Sheikh Seko looked him hard in the eyes. ‘That is why
you have been summoned. You must journey to Kano tomorrow to meet Sheikh Kabiru Ibrahim.’ He lowered his voice. ‘Our friends have purchased weapons worth millions of dollars and soon they will be transported to Mali. You are to ensure that when they get there you take charge until one of their group comes to transport the arms to Nigeria.’
‘How will that be possible? Interpol are everywhere. The Nigerian Government is strengthening security.’
‘Abouzeid, you still do not realize that the men behind us are strong not just in this country but all over the world. Have you heard of Evangelist Chris Chuba?’
‘Yes. Yes. I hate him—’
‘Do not. Bury your hatred. He will be the one that will contact you in Mali. He will transport the arms with you to Nigeria.’

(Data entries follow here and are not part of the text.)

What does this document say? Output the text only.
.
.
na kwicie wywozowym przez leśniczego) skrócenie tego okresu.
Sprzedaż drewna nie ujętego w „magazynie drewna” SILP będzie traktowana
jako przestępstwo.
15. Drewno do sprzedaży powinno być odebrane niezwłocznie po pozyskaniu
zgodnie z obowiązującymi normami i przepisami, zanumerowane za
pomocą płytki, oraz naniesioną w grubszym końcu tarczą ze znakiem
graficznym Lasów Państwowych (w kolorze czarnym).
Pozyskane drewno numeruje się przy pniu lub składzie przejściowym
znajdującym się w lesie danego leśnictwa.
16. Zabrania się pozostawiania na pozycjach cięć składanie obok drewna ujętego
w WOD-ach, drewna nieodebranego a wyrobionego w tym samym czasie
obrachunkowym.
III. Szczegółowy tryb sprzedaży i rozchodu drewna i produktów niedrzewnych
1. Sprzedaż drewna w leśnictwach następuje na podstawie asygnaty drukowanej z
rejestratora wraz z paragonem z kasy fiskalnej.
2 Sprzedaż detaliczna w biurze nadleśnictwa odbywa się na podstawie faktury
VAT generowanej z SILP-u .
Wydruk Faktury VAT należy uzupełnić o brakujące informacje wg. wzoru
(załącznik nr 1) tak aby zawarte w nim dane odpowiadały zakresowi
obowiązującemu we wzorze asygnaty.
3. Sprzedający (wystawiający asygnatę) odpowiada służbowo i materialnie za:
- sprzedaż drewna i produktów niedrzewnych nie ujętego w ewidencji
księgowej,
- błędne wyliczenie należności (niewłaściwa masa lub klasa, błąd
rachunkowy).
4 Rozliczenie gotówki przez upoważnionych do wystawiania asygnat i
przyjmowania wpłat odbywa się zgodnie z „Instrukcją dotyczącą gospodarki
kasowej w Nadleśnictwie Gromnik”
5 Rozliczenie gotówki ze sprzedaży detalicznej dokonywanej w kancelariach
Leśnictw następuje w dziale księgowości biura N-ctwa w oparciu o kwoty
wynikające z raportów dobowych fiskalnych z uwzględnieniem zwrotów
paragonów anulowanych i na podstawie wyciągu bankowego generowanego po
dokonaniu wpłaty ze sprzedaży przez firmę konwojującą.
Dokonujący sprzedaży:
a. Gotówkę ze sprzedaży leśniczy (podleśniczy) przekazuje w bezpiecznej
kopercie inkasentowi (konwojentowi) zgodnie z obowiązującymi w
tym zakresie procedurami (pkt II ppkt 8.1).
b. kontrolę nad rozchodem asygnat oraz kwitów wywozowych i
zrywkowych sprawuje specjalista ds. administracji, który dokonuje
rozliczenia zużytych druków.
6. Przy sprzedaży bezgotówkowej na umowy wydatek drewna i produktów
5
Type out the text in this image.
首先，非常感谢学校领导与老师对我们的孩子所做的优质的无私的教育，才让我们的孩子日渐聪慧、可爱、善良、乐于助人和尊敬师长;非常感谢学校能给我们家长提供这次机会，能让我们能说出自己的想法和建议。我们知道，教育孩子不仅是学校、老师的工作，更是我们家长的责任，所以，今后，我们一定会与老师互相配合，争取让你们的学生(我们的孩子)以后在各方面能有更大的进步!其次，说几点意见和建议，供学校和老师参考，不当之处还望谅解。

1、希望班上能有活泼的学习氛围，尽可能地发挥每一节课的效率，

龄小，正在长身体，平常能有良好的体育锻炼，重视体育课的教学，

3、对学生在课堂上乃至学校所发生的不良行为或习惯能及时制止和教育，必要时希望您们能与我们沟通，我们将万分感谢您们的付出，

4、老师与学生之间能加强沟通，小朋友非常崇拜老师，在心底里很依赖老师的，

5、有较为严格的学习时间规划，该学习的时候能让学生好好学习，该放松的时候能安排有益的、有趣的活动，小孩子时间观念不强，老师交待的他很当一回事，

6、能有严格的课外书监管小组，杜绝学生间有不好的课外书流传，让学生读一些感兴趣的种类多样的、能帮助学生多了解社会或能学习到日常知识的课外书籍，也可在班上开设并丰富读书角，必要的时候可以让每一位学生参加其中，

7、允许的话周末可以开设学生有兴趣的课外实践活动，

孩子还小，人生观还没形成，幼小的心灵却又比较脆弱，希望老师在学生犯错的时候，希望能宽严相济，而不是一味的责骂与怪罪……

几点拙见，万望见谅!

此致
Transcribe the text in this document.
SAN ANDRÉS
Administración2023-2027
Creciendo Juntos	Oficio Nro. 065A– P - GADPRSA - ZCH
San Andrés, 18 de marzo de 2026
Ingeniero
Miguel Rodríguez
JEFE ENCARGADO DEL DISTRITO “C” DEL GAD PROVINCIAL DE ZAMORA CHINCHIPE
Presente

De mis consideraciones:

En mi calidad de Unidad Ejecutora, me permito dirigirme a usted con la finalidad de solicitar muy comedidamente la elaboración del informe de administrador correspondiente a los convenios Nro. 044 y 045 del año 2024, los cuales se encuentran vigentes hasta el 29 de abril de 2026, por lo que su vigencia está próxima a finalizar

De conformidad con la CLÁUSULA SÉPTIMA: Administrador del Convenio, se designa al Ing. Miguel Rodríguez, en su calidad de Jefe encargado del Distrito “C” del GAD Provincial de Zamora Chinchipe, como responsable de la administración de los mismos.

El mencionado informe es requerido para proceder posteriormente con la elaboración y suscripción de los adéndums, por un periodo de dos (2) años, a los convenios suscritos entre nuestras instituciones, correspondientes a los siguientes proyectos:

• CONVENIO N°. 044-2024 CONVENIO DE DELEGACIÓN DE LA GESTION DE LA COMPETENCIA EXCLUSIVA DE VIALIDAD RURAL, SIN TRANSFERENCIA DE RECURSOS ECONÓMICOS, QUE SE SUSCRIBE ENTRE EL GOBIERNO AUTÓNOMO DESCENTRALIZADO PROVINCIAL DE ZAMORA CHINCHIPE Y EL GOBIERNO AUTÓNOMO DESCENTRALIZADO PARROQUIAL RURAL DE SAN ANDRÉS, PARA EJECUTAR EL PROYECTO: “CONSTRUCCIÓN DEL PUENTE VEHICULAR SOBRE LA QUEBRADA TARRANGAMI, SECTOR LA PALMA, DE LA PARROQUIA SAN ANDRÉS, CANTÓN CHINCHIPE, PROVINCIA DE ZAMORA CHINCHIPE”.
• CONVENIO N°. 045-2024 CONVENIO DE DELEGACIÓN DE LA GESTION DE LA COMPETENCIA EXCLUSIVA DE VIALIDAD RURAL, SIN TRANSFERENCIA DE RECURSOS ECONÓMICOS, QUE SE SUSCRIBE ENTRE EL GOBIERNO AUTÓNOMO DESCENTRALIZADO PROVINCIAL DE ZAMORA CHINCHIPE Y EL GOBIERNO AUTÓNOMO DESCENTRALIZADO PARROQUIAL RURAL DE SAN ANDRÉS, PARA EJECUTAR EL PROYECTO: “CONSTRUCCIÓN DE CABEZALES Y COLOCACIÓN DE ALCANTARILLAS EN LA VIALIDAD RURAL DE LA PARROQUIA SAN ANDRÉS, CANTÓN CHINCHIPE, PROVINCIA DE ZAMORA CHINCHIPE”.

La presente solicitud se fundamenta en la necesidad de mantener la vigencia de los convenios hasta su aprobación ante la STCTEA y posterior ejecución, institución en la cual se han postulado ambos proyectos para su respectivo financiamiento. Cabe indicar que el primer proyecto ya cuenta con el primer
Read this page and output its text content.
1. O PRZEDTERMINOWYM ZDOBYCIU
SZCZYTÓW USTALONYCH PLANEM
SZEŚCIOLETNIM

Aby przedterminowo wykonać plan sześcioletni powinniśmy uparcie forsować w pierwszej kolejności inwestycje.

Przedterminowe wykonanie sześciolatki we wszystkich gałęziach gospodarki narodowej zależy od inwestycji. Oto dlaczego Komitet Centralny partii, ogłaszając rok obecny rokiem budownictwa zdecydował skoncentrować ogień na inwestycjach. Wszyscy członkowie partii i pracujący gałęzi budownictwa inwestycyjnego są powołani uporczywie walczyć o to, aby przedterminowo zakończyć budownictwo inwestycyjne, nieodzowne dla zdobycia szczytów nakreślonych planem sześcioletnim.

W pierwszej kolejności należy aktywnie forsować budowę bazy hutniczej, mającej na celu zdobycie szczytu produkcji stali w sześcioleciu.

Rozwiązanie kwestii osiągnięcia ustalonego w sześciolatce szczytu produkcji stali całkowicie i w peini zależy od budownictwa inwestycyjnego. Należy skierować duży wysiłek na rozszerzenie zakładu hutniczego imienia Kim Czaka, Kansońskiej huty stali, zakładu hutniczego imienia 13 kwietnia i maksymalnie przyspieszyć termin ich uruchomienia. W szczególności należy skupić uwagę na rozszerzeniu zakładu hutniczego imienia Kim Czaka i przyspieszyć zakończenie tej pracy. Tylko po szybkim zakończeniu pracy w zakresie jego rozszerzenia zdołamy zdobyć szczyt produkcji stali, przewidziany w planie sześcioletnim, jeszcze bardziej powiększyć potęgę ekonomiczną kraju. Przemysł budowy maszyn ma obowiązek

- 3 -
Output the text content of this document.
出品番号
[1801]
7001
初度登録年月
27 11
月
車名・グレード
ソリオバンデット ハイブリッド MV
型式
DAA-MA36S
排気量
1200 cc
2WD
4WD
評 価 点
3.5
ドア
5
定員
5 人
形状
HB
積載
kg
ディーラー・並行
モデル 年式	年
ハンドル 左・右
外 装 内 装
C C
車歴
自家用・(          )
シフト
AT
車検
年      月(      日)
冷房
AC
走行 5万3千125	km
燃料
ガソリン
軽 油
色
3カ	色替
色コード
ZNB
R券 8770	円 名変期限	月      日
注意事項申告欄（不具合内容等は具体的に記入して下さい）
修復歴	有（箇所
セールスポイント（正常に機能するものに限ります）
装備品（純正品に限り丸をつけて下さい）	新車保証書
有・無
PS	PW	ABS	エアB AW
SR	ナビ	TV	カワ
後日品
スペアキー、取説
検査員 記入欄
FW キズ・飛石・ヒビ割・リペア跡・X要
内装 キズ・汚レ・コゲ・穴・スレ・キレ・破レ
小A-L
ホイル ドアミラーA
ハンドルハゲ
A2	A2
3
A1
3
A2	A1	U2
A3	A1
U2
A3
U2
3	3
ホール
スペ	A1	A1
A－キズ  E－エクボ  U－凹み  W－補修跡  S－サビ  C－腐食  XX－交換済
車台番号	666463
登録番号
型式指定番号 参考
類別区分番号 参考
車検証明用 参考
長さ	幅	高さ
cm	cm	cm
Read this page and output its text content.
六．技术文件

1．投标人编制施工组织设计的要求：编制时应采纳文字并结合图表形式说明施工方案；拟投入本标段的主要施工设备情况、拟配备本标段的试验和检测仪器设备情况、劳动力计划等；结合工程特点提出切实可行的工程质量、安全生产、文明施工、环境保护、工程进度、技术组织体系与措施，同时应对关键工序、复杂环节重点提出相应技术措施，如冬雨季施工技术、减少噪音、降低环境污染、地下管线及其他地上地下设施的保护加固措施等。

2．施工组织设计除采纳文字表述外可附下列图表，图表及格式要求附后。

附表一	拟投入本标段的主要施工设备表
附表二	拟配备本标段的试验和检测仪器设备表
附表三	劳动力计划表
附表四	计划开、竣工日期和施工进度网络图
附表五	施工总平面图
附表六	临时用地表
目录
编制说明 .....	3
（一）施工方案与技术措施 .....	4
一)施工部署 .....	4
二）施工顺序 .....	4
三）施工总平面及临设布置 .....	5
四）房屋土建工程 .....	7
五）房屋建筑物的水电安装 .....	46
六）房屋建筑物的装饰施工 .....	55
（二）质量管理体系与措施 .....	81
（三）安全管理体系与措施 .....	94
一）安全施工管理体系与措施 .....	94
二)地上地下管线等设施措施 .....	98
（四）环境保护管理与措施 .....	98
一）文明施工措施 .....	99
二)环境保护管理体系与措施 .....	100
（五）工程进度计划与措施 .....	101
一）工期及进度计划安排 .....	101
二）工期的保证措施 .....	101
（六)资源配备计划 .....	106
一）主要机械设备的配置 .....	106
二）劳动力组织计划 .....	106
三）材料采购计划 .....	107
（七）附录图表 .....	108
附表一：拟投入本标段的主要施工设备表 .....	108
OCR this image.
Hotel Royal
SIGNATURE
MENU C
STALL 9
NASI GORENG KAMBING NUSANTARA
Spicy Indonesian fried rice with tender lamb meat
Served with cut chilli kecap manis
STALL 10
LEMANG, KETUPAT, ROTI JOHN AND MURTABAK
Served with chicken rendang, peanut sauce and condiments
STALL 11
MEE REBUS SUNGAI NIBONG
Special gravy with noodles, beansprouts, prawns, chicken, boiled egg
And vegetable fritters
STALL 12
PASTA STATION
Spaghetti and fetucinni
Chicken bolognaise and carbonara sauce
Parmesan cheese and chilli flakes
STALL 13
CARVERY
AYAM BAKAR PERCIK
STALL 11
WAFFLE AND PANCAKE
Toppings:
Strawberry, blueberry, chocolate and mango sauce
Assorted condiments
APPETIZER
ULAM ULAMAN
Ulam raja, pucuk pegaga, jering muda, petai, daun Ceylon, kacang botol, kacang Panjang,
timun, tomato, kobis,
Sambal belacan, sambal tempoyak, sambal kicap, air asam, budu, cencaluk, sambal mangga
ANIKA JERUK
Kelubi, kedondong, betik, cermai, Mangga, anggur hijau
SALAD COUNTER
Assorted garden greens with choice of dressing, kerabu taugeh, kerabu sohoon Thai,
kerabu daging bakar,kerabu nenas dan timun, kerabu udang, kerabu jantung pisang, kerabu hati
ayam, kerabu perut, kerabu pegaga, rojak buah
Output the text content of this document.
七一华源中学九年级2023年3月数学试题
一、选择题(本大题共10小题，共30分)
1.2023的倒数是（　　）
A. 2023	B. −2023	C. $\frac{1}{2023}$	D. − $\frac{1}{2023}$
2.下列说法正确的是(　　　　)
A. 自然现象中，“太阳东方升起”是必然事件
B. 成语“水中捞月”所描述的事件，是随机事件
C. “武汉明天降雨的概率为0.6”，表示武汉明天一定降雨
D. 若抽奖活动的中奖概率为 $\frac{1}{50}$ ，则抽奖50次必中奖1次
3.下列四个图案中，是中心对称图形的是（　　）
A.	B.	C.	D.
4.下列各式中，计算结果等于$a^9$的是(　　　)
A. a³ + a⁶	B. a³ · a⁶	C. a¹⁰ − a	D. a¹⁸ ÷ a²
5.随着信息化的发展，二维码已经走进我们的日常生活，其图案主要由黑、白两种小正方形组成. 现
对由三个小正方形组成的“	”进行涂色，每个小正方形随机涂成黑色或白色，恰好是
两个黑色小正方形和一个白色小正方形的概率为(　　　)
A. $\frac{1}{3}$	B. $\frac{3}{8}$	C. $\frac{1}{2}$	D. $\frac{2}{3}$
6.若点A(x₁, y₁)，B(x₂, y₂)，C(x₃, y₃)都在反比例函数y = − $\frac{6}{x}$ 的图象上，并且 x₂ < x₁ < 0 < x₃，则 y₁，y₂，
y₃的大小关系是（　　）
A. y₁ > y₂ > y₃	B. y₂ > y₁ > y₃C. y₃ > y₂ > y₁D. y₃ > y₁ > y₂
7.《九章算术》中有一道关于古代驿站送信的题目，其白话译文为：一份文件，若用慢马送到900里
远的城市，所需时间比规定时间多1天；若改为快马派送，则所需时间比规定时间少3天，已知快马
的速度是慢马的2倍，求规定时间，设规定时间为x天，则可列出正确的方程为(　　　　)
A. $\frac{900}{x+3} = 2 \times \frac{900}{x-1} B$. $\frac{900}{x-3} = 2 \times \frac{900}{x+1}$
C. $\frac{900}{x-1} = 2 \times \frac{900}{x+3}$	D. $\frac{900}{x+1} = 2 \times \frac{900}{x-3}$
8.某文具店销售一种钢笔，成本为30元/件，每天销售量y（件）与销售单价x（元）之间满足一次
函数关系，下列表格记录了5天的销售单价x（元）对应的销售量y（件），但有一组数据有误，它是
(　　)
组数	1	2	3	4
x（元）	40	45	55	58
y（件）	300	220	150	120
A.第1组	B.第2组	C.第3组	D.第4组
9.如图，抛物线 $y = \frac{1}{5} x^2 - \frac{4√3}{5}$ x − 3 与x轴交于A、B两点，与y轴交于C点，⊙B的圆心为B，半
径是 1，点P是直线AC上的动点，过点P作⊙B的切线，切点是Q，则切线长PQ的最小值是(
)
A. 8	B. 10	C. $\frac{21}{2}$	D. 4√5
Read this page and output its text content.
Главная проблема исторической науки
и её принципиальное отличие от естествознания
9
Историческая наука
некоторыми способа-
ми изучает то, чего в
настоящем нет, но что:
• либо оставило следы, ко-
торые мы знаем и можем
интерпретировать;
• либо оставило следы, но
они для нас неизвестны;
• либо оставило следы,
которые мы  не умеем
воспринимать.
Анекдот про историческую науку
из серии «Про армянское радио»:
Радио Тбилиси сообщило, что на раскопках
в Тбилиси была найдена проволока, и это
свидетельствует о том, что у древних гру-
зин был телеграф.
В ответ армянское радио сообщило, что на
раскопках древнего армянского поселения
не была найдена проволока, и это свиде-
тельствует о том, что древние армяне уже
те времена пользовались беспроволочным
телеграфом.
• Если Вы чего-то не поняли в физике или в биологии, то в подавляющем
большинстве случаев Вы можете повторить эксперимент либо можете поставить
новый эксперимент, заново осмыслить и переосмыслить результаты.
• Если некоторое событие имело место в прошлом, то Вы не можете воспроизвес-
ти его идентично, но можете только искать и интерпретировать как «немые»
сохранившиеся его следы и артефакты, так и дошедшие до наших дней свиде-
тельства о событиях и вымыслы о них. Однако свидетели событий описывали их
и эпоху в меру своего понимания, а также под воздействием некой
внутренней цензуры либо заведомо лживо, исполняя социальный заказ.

Abouzeid’s mouth fell open in shock. ‘How are we going to be able to carry out wide reaching attacks in Nigeria? Nigeria is more organized than Mali and Chad and Somalia.’
‘Be calm, brother. One step at a time. Do your part, I will do mine and they will surely do theirs. Soon, we will begin.’ The Sheikh stood up and his long quftan swept the floor. ‘Abouzeid, I have a goal. We get the money, the arms and start the war against the Government and the Christians. Then, if we are efficient, bigger organizations abroad will seek us out and we will say goodbye to the infidels and their aims. I know their plans, but they do not know mine. I made friends in the countries I visited. Let your heart be at rest, eh.’
It was then that the ingenuity of his long time friend dawned on Abouzeid. He smiled and said, ‘I met an Ijaw man in Mali. He is a Muslim and one of us. He once told me, “It is easy to give a monkey some water to drink, but difficult to collect back your cup.” It is true.’
TEN
Sunday, 14th February
‘If my parents were around, you know I wouldn’t be going to church with you.’